At closing, the borrower financed more than 75 percent of loan to value, so private mortgage insurance was required. For federal VA and FHA loans, HUD charges the borrower and provides mortgage insurance; for conventional loans, private insurance is needed.

In a short sale, since the lender is not acquiring the property (as in a foreclosure), a private mortgage insurance claim can be filed after closing, and the lender, depending on the policy, can recover all lost interest, taxes, insurance, foreclosure costs and attorney fees, and the difference between the down payment and 20 percent or, in some cases, 80 percent of the loan. Lenders benefit from short sales, not foreclosures. In the example, the lender could recover 80 percent of $580,000, plus the $175,000.

Every listing franchise real estate agency has a short-sale specialist, and they post availabilities on their Web sites, which are scanned by corporate investors nationwide and by buyers' brokers looking for a cheap purchase. If the listing broker unloads the property, they get the seller's sales commission, usually become the buyer's management agent, collecting the rent, and then get a sales commission when the property is sold.

If, in the example, the home is foreclosed, the lender absorbs property taxes and attorney fees, plus the costs of eviction. Angry owners may strip the property bare, even taking the copper plumbing. At the sheriff's sale, 2 or more years after filing the foreclosure, the lender bids in at the gross amount due. There's no private mortgage insurance claim and no profit, and the headache of maintaining and selling a cannibalized home. Hence lenders are eager to dump the home in a short sale, and investors are willing to wait, for months or even years, to buy at a bargain price.

For the short seller, there is a consequence. The lender issues a 1099 for the difference between the mortgage balance and the sale price, taxable as ordinary income. All the seller need do is file a "no assets" affidavit with the IRS and the "income" is meaningless.

The good news, especially for short-sale buyers, is that the Chicago-area home rental market also is exploding. Rental homes are available for a tidy price: two-bedrooms for $1,500 to $2,000 and three-bedrooms for $2,500. Buyers of foreclosed homes are making a killing. The foreclosed evictees and their families need to live somewhere, and they prefer to remain in their areas and school districts.

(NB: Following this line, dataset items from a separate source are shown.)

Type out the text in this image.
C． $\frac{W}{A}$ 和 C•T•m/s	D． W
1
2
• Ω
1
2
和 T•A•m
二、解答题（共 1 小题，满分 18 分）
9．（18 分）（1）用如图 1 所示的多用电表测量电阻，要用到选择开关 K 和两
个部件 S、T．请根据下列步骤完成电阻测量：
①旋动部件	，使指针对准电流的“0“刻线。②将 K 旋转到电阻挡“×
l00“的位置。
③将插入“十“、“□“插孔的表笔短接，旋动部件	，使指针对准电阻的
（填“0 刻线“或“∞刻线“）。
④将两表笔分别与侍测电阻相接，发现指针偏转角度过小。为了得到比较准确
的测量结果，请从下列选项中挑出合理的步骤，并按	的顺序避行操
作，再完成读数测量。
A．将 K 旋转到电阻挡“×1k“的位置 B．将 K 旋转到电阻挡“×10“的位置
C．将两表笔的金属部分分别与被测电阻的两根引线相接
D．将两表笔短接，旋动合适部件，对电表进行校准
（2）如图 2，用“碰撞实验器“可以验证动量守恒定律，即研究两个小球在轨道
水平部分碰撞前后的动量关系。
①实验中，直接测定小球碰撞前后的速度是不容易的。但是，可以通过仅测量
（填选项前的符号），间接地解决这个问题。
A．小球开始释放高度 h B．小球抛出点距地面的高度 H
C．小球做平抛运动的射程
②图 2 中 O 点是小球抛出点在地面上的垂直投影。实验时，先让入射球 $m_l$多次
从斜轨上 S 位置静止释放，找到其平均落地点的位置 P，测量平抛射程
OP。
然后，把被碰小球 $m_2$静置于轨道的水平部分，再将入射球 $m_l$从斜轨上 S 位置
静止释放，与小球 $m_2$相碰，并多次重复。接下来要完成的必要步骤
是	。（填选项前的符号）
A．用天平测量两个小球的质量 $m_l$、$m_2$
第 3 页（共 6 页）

Assume a California company or investment group buys a property for $175,000. They could put that amount in the stock market and maybe make $10,000 in taxable dividends, or they could buy a house for cash, charge rent of $2,500 monthly, and generate $30,000. Factoring out property taxes and management fees, that's still a yearly net of $20,000 on $175,000, an 11 percent rate of return, and if values increase 6 to 10 percent annually for the next decade, that property could fetch $400,000 by 2025 -- a cool $225,000 profit.

The good news is that interest rates will remain low, in the 5 to 6 percent range. The housing market may be "on fire," but for "non-distressed" property owners and those under water, the future remains glum.